RXRalpha regulates the Pregnancy-Specific Glycoprotein 5 gene transcription through a functional Retinoic Acid Responsive Element

LÓPEZ-DÍAZ FERNANDO; NORES, RODRIGO; PANZETTA-DUTARI, GRACIELA; SLAVIN, DANIELA; PRIETO, CLAUDIO; KORISTCHONER, NICOLAS; BOCCO JOSE LUIS

PLACENTA

Elsevier

Año: 2007 vol. 28 p. 898 - 906

0143-4004

Human Pregnancy Specific Glycoproteins (PSG) are major placental polypeptides encoded by eleven highly conserved genes expressed by the syncytiotrophoblast. The minimal promoter region of all PSG genes contains a putative Retinoic Acid Responsive Element (RARE) though the ability of retinoids to regulate PSG gene expression has not been established. Retinoid signaling pathway plays a key role for overall placenta biology and is essential for trophoblast differentiation. In this work, we investigated the participation of the RARE motif in the regulation of PSG5 gene transcription by retinoic acid and its receptors. The minimal promoter region of PSG5 gene was activated by RXRá but not by RARa, in a ligand-dependent manner.  The RARE sequence of PSG5 gene promoter was recognized by endogenous RXRa present in placental nuclear extracts as well as by RXRa either overexpressed in cultured non placental cells or in vitro translated.

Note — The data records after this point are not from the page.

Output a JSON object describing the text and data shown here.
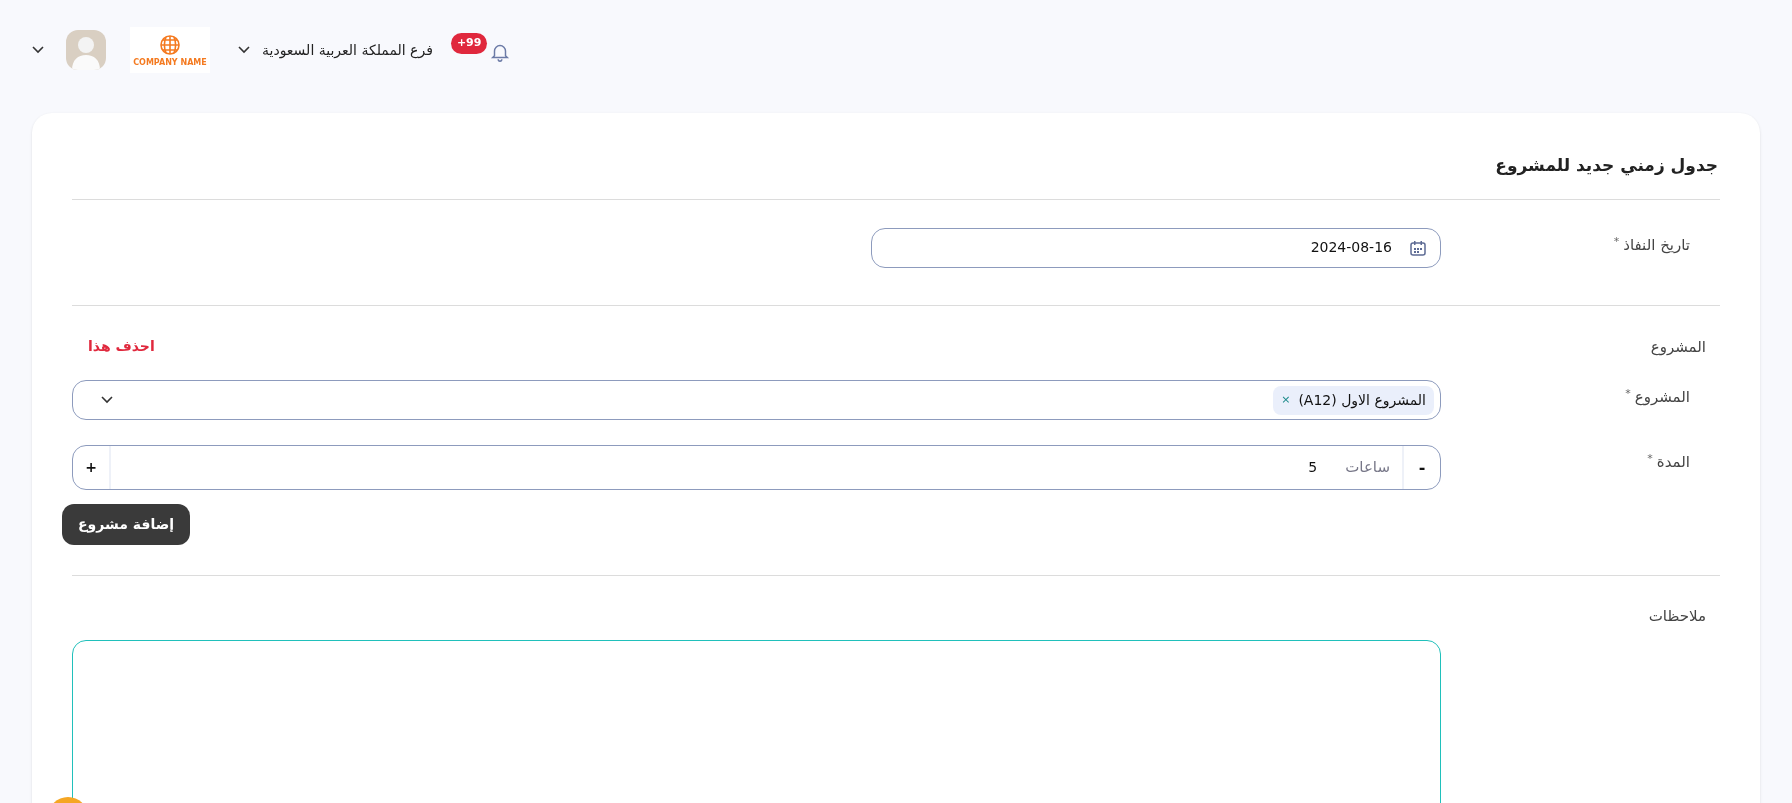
{
  "header": {
    "notification_count": "+99",
    "branch": "فرع المملكة العربية السعودية",
    "logo_text": "COMPANY NAME"
  },
  "form": {
    "title": "جدول زمني جديد للمشروع",
    "effective_date": {
      "label": "تاريخ النفاذ",
      "required_mark": "*",
      "value": "2024-08-16"
    },
    "project_section": {
      "heading": "المشروع",
      "delete_link": "احذف هذا",
      "project": {
        "label": "المشروع",
        "required_mark": "*",
        "tags": [
          {
            "label": "المشروع الاول (A12)",
            "remove": "×"
          }
        ]
      },
      "duration": {
        "label": "المدة",
        "required_mark": "*",
        "decrement": "-",
        "unit": "ساعات",
        "value": "5",
        "increment": "+"
      }
    },
    "add_button": "إضافة مشروع",
    "notes": {
      "label": "ملاحظات"
    }
  }
}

Mutations at specific nucleotides within the RARE motif abrogated both RXRa DNA binding and transcriptional activation of PSG5 promoter mediated by RXRa.Moreover, endogenous PSG expression was significantly induced in trophoblast-derived Jeg-3 cells upon 9-cis retinoic acid treatment. Interestingly, the induction level was higher following methotrexate-induced differentiation of Jeg-3 cells to syncytiotrophoblast like structures. Altogether these data provide the first evidences demonstrating that transcriptional activity of PSG5 gene is responsive to an external signal involving the retinoids-RXRa axis through aconserved RARE motif shared by all PSG gene family members.